Nestlé copre circa un quinto del mercato, e lo stesso fa Mars con i suoi marchi Pedigree e Whiskas. Dietro, con circa il 4% a testa ci sono Hill's (di Colgate-Palmolive) e Iams (di Procter & Gamble), con un volume d'affari di circa 2 miliardi di dollari l'uno. Il business del cibo per animali prospera in netto contrasto con la spenta perfomance degli altri beni di consumo. Una crescita annua del 3-4% - secondo Bernstein Research – e cioè due volte il tasso dei beni per la cura della casa o della persona.

Il cibo per i quattro zampe in Italia
E in Italia, dove le stime di Euromonitor parlano di quasi 7 milioni di cani e 7 milioni e mezzo di gatti ospitati nelle famiglie? D'accordo che - fonte l'International Coffee Organization – abbiamo ridotto i consumi di caffè, calati al livello più basso degli ultimi sei anni. Non andiamo più al bar a consumare la bevanda preferita, ma tagliamo anche sul cibo dei nostri animali? L'ultimo rapporto Assalco-Zoomark 2012 dice di no: il mercato italiano non sta risentendo della recessione. La categoria principale degli alimenti per animali da compagnia, quella per cane e gatto, cresce del 2,1 per cento. L'aumento è superiore alla media europea pari all'1,6% (che calcola Francia, Germania, Olanda, Regno Unito e Spagna). Nel 2011 il giro d'affari in Italia è stato di 1.604 milioni di euro, di cui 870 milioni per gatti e 650 per cani, e oltre la metà delle vendite si è concentrata nel Nord del Paese (53,1%). Gli alimenti per altri animali hanno invece realizzato vendite per 20,8 milioni (-0,7%). La somma dei canali porta così a un complessivo +0,5 per cento.

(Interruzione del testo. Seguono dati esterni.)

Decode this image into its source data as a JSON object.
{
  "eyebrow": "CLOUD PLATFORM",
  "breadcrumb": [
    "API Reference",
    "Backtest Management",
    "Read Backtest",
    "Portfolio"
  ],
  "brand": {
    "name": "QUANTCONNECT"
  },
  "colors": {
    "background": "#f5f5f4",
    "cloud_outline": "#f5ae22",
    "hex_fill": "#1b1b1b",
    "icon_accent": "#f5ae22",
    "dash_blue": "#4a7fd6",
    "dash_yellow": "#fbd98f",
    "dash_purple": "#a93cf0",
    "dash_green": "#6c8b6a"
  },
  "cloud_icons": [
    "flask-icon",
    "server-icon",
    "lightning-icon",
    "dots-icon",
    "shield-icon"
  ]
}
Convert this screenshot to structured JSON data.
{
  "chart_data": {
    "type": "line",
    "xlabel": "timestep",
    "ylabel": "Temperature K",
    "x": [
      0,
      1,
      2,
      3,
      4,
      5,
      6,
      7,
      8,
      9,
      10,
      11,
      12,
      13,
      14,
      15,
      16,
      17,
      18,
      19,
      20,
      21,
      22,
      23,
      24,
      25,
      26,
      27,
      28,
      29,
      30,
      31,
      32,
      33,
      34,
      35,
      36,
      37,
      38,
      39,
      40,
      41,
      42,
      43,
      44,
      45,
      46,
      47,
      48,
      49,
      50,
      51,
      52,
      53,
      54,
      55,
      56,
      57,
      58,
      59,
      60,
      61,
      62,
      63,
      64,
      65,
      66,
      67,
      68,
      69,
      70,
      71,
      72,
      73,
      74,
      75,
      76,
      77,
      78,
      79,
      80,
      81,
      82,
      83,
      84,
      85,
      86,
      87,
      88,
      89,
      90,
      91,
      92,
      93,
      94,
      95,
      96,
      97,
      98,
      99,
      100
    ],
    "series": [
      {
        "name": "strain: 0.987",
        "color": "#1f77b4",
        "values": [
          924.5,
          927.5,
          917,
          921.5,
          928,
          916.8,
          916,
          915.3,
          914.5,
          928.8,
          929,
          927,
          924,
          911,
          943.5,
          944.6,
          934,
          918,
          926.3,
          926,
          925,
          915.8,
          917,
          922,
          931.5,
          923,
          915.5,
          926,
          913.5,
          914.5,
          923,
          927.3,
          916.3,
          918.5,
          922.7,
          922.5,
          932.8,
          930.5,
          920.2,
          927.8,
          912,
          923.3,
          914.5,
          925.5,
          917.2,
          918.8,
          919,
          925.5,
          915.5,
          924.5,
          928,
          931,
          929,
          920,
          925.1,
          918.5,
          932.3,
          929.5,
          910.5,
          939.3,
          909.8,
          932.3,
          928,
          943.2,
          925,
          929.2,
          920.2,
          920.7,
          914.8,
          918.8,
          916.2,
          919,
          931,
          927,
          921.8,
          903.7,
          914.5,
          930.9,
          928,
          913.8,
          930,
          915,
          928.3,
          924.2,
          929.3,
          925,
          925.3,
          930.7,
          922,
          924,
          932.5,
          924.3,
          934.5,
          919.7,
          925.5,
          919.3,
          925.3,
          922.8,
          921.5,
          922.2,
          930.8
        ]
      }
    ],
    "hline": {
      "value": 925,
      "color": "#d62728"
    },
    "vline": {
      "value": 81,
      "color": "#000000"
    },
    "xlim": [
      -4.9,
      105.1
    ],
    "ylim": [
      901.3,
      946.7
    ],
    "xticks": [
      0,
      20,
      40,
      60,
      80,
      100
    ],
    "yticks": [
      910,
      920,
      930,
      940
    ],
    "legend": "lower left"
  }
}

In Italia, dicono gli esperti, c'è larga richiesta di prodotti di fascia premium e superpremium. Ma riscuotono successo anche i prodotti più economici e in particolare delle Private label presenti nelle Grande distribuzione. La Gdo continua così a incrementare i volumi di vendita rispetto alle catene specializzate, e ad organizzare attività di consulenza e assistenza per la clientela. Alcuni ipermercati hanno realizzato aree specializzate, come Auchan (che ha personalizzato la zona pet food con il brand "Il villaggio degli animali") e Coop. Altri hanno creato delle insegne dedicate, come Zoè (di Simply) e Multicedi (di Sigma). Spin-off per intercettare la domanda crescente: non chiamatelo cibo da cani.